Pricing was hiked and a covenant was added last week to the $880 million credit backing the buyout of NES Rentals by private equity shop Diamond Castle. Deutsche Bank, Bear Stearns and Bank of America increased pricing by 50 basis points to LIBOR plus 6% on the seven-year, $430 million second lien. The banks also added a maintenance covenant to the second lien, stripping the deal of its covenant-lite status.
A lot of people passed on the deal, one investor said. He explained that he is steering clear of NES even with its "more appropriate" pricing and "nice" new covenant.

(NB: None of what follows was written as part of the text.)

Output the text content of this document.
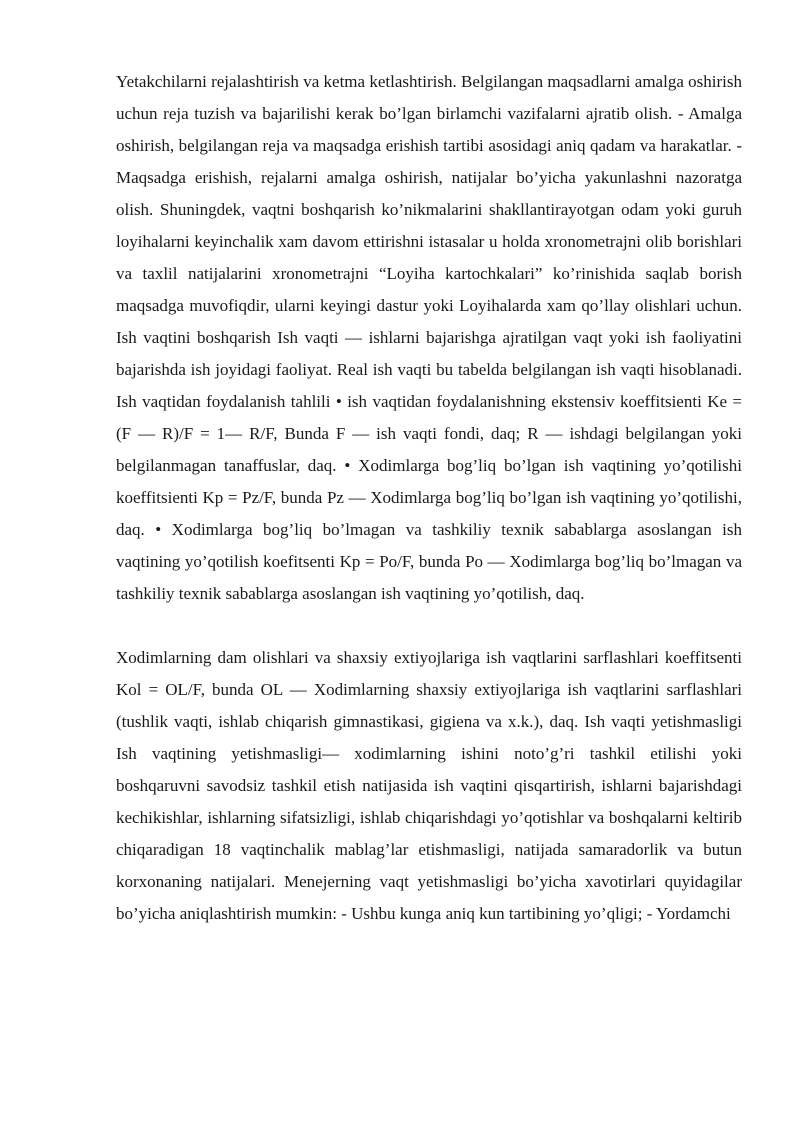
Yetakchilarni rejalashtirish va ketma ketlashtirish. Belgilangan maqsadlarni amalga oshirish uchun reja tuzish va bajarilishi kerak bo’lgan birlamchi vazifalarni ajratib olish. - Amalga oshirish, belgilangan reja va maqsadga erishish tartibi asosidagi aniq qadam va harakatlar. - Maqsadga erishish, rejalarni amalga oshirish, natijalar bo’yicha yakunlashni nazoratga olish. Shuningdek, vaqtni boshqarish ko’nikmalarini shakllantirayotgan odam yoki guruh loyihalarni keyinchalik xam davom ettirishni istasalar u holda xronometrajni olib borishlari va taxlil natijalarini xronometrajni “Loyiha kartochkalari” ko’rinishida saqlab borish maqsadga muvofiqdir, ularni keyingi dastur yoki Loyihalarda xam qo’llay olishlari uchun. Ish vaqtini boshqarish Ish vaqti — ishlarni bajarishga ajratilgan vaqt yoki ish faoliyatini bajarishda ish joyidagi faoliyat. Real ish vaqti bu tabelda belgilangan ish vaqti hisoblanadi. Ish vaqtidan foydalanish tahlili • ish vaqtidan foydalanishning ekstensiv koeffitsienti Ke = (F — R)/F = 1— R/F, Bunda F — ish vaqti fondi, daq; R — ishdagi belgilangan yoki belgilanmagan tanaffuslar, daq. • Xodimlarga bog’liq bo’lgan ish vaqtining yo’qotilishi koeffitsienti Kp = Pz/F, bunda Pz — Xodimlarga bog’liq bo’lgan ish vaqtining yo’qotilishi, daq. • Xodimlarga bog’liq bo’lmagan va tashkiliy texnik sabablarga asoslangan ish vaqtining yo’qotilish koefitsenti Kp = Po/F, bunda Po — Xodimlarga bog’liq bo’lmagan va tashkiliy texnik sabablarga asoslangan ish vaqtining yo’qotilish, daq.

Xodimlarning dam olishlari va shaxsiy extiyojlariga ish vaqtlarini sarflashlari koeffitsenti Kol = OL/F, bunda OL — Xodimlarning shaxsiy extiyojlariga ish vaqtlarini sarflashlari (tushlik vaqti, ishlab chiqarish gimnastikasi, gigiena va x.k.), daq. Ish vaqti yetishmasligi Ish vaqtining yetishmasligi— xodimlarning ishini noto’g’ri tashkil etilishi yoki boshqaruvni savodsiz tashkil etish natijasida ish vaqtini qisqartirish, ishlarni bajarishdagi kechikishlar, ishlarning sifatsizligi, ishlab chiqarishdagi yo’qotishlar va boshqalarni keltirib chiqaradigan 18 vaqtinchalik mablag’lar etishmasligi, natijada samaradorlik va butun korxonaning natijalari. Menejerning vaqt yetishmasligi bo’yicha xavotirlari quyidagilar bo’yicha aniqlashtirish mumkin: - Ushbu kunga aniq kun tartibining yo’qligi; - Yordamchi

The banks launched the deal three weeks ago as a $450 million revolver, priced at LIBOR plus 1 3/4%, and a $430 million second lien priced at 5 1/2%. The deal did not have any covenants. Standard & Poor's assigned the second lien a B- rating with a 4 recovery rating, indicating marginal prospects for recovery following repayment of the first lien. Moody's Investors Service assigned a Caa1 rating to the second lien. The deal is expected to close sometime this month.
NES Rentals' board of directors retained Bear Stearns in December 2005 as the exclusive financial advisor to assist in reviewing strategic alternatives. Bank of America is also familiar to the company, leading a $275 million second-lien term loan priced at LIBOR plus 5% in 2004 (LMW, 7/26/2004). A Deutsche Bank banker declined to comment. A Bear Stearns banker did not return calls. A BofA spokeswoman declined comment.